Retail sales rose by a seasonally adjusted 0.4% in January, according to the latest figures from the Australian Bureau of Statistics, beating expectations of a 0.3% rise.
Trade rose to $20.4 billion from $20.3 billion in December, the ABS said.
The figures should provide some optimism for retailers, who have reported weak results in the past few weeks as natural disasters, rampant discounting and frugal customers have all put a lid on retail trading.
Meanwhile, the national account deficit rose from $6.5 billion to $7.3 billion in the December quarter, the latest ABS figures reveal.
Exports came to $73.76 billion, with imports at $67 billion. The ABS said net exports will make no contribution to fourth quarter gross domestic product.
Commodity prices to rise
Commodity prices will fall as miners and farmers continue to increase their output, but commodity experts will still rise 14% to $251 billion in 2011-12, the Australian Bureau of Agricultural and Resources Economics and Sciences has said.
“Over the medium-term, some of the price rises we have seen will start to ease a bit as there’s expected to be a supply response to the rises in agricultural production as well as mineral and energy output,” Paul Morris, ABARES deputy director, told Reuters.
“Overall, compared to long-term averages, the outlook for minerals and energy is reasonably favourable.”
The ABARES says commodity export earnings will rise 14% to $251 billion for the 2011-12 financial year and stay at that point for the next four.
Manufacturing activity increases in February
Manufacturing activity expanded in February for the first time in five months, according to the latest Australian Industry Group-PriceWaterhouseCoopers performance of manufacturing index.
The index rose by 4.4 points to 51.1 in February, just above the 50-point level separating expansion from contraction.
New orders rose 7.2 points to 53.2, with companies expecting further demand and increasing their inventories as a result.

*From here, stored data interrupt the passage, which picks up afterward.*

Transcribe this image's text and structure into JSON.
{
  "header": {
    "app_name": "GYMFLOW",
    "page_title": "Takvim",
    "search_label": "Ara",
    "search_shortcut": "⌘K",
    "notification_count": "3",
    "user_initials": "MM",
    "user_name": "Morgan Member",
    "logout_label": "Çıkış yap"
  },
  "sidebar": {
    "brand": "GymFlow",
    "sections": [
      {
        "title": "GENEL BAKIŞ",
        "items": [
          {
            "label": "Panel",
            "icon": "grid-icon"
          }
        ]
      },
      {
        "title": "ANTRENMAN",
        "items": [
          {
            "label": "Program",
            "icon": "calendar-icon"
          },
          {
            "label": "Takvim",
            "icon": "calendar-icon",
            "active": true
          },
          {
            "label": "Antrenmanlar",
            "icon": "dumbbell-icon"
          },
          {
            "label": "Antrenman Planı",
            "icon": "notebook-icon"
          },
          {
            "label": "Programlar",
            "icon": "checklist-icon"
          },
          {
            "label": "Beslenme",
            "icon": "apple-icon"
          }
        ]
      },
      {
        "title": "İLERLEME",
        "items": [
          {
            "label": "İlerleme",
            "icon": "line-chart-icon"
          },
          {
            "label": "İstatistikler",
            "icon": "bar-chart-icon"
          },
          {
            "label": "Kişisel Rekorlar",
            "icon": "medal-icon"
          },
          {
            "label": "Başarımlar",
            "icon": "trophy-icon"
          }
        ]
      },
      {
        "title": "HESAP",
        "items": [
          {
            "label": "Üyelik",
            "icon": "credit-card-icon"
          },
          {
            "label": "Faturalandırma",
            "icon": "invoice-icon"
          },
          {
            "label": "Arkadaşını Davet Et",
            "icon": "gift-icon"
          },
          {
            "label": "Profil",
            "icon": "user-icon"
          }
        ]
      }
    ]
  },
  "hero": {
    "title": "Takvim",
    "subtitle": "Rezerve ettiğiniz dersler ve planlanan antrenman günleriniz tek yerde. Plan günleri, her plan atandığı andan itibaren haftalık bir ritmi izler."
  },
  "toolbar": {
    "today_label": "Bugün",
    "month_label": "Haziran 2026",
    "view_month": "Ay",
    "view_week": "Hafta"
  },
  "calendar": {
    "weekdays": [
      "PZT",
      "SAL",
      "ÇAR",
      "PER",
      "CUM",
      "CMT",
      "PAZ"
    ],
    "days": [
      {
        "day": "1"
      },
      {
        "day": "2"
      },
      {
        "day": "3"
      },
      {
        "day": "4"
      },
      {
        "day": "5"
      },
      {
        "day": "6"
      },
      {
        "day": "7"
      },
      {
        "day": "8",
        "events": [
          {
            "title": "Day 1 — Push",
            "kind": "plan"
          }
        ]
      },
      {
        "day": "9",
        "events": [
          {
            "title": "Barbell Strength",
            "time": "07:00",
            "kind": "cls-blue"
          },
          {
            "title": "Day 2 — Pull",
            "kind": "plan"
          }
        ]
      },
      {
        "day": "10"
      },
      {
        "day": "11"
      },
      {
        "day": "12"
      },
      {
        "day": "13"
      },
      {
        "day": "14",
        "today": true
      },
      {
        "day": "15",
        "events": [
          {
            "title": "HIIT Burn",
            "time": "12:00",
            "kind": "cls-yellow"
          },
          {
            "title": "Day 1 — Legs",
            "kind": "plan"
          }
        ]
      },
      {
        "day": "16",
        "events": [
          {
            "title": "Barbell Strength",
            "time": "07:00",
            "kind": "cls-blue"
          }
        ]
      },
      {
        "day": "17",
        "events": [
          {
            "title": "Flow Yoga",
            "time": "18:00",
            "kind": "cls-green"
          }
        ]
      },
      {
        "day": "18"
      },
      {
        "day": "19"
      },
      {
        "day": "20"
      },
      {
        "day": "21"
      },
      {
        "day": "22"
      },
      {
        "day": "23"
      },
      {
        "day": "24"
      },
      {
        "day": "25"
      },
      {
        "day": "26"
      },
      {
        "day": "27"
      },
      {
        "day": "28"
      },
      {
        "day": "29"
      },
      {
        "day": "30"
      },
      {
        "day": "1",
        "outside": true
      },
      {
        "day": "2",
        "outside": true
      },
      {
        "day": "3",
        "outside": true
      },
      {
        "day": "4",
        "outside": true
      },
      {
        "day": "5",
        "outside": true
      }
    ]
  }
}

“The welcome lift in the manufacturing index was largely off the back of a substantial improvement in the new order sub-index and those sub-indexes related to restocking,” AIG chief executive Heather Ridout said. “This suggests a more encouraging immediate outlook for the sector.”
Stocks higher on positive US leads
The Australian sharemarket has opened higher today following a solid night on international markets and the release of positive local retail data.
The benchmark S&P/ASX200 index was up two points or 0.05% to 4834.2 at 12.10 AEST, while the Australian dollar also gained some ground to $US101.9.
AMP shares rose 3.48% to $5.33, while Commonwealth Bank shares also rose 0.17% to $53.20. NAB shares rose 0.27% to $25.87 as Westpac fell 0.59% to $23.39.
Borders collapses with only $1 million left
As reported by The Age, collapsed bookstore chain Borders was left with only $1 million in its coffers after it fell into administration last month.
The report claims that at this morning’s creditors meeting, attendees were told the company has total cash of $6.4 million and debt of over $118 million.
Ferrier Hodgson partner Steve Sherman reportedly said it is unlikely the company will be handed back to its private equity owners, and that it will need to start reviewing potential store closures.
Buffet comments prop up Wall Street
Comments from investor guru Warren Buffett pumped up optimism on Wall Street overnight, with the veteran saying he is currently searching for large acquisitions.
The Dow Jones industrial average was up 95.89 points, or 0.79%, at 12,226.34.